On creusait une grande fosse où descendait le prêtre ; il avait une robe de soie et une couronne sur la tête. On immolait la victime dont le sang arrosait le prêtre ; il devait se retourner pour le recevoir sur toutes les parties du corps. Cela fait, chacun se prosternait devant lui, et ses habits ensanglantés étaient conservés avec un respect religieux. Certaine partie du taureau était placée dans un lieu particulier. Cette cérémonie doit être d’une origine bien ancienne ; elle respire, ce me semble, cette énergie féroce qui convient à la religion des peuples jeunes encore ; le taurobole était une expiation, une sorte de baptême de sang, que l’on renouvelait tous les vingt ans.
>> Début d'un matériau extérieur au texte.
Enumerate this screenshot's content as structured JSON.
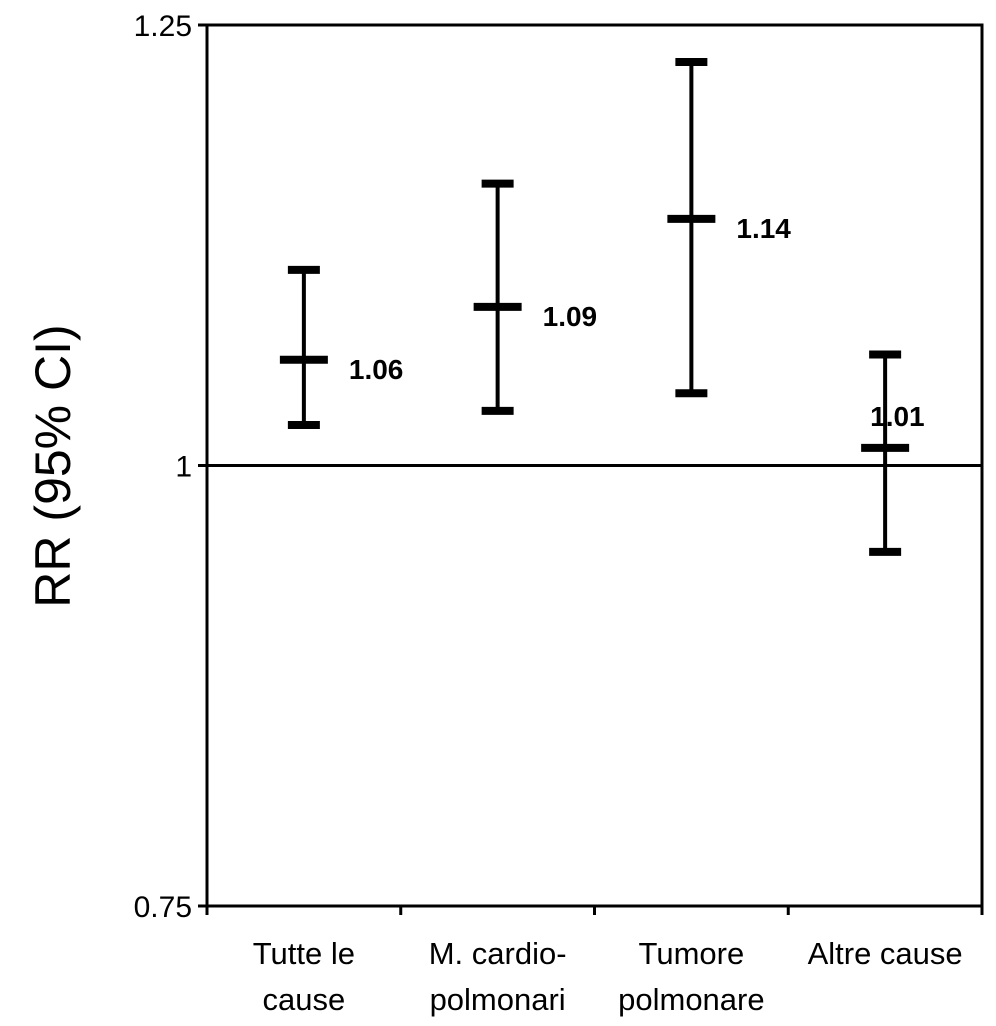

L’autel de Lyon est le plus beau monument de ce genre, c’est ce qui m’a engagé à transcrire ici tout ce que le lecteur vient de lire. Cet autel a trois faces : la principale présente une tête de taureau parée de bandelettes, laquelle partage l’inscription en deux. La seconde face a un crâne de bélier ; la troisième l’épée taurobolique, faite comme celle de Persée.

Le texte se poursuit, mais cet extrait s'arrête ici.